В программе особо следует оговорить предельную степень дифференциации уровней заработной платы. Очевидно, что коэффициенты дифференциации должны предварительно пройти научную экспертизу и гласное общественное обсуждение. Особенное внимание при этом следует обратить на различие в уровнях оплаты труда высших управляющих и средних заработных плат в управляемых подразделениях. Надо заметить также, что значительную часть этой работы можно было бы проводить уже теперь или еще раньше, во всяком случае до прихода к власти сил, берущихся провести национализацию основных средств производства. Более того, такая работа, осуществляемая публично, вкупе с пропагандистской и организационной работой партии по вовлечению трудящихся в управление экономикой и государством, способствовала бы ускорению процесса ее превращения в правящую партию.

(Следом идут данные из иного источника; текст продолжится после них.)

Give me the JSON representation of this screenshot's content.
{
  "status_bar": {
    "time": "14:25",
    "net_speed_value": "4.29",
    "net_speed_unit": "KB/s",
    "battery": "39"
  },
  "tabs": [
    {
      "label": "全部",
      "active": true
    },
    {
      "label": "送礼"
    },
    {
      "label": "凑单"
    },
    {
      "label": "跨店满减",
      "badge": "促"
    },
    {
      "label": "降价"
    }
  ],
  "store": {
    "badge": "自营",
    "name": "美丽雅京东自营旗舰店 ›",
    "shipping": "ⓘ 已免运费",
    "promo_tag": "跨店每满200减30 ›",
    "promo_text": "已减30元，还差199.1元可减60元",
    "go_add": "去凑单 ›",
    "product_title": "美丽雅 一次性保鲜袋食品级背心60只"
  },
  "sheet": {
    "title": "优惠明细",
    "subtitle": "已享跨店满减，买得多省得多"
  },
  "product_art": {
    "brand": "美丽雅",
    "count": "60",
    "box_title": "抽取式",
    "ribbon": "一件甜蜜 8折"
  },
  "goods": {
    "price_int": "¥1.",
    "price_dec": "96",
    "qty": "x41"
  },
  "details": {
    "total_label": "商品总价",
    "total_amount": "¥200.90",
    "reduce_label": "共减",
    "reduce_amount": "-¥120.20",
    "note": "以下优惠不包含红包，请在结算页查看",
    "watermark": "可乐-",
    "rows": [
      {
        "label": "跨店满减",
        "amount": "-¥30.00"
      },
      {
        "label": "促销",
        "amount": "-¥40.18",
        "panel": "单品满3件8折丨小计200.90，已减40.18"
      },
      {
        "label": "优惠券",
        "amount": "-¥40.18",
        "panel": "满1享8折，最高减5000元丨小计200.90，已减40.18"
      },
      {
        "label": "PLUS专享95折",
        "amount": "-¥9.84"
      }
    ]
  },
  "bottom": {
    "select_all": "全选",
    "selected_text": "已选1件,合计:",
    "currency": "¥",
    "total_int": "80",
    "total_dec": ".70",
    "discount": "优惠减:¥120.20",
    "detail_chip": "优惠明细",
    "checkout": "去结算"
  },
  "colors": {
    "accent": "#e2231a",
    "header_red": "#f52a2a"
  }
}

С этой целью можно воспользоваться опытом Японии, где установлен восьмикратный предел дифференциации максимальных и минимальных доходов физических лиц, или ввести американскую регрессивную шкалу по страховым взносам.

 

Владислав Иванович Лоскутов,

доктор экономических наук,

профессор Мурманской академии

экономики и управления

 

Литература:

1. Энгельс Ф. Принципы коммунизма. Маркс К., Энгельс Ф. Соч. 2-е изд., т. 4, с. 322–339.

2. Ленин В.И. О «левом» ребячестве и о мелкобуржуазности. Полн. собр. соч., т. 36, с. 283–314.

3. Материалы XXII съезда КПСС. М.: Госполитиздат, 1962.

4. Ленин В.И. Империализм, как высшая стадия капитализма. ПСС, т. 27, с. 299–426.

5. Ленин В.И. Грозящая катастрофа и как с ней бороться. ПСС, т. 34, с. 151–199.

6. Маркс К. К критике гегелевской философии права. Маркс К., Энгельс Ф. Соч., т. 1, с. 219–368.

7. Ленин В.И. К четырехлетней годовщине Октябрьской революции. ПСС, т. 44, с. 144–152.

8. Ленин В.И. Письмо Г.Я. Сокольникову. ПСС, т. 54.

9. Маркс К. Капитал. Т. 3. Маркс К., Энгельс Ф. Соч. 2-е изд., т. 25, ч. 1.

10. Гэлбрейт Дж. Экономические теории и цели общества. М.: Прогресс, 1979.

11. Шумпетер Й.А. Капитализм, социализм и демократия. М.: Экономика, 1995.

12. Ленин В.И. Доклад об очередных задачах советской власти. ПСС, т. 36, с. 241–268.

13. Маркс К. Введение. Маркс К., Энгельс Ф. Соч., 2-е изд., т. 46, ч. 1, с. 17–48.

14. Милль Дж.С. Основы политической экономии. Т. 1. М.: Прогресс, 1980.

15. Зиновьев А. Глобальное сверхобщество и Россия. Минск: Харвест, М.: АСТ, 2000.

16. Ленин В.И. Седьмой экстренный съезд РКП(б), 1918 г. ПСС, т. 36, с. 1–76.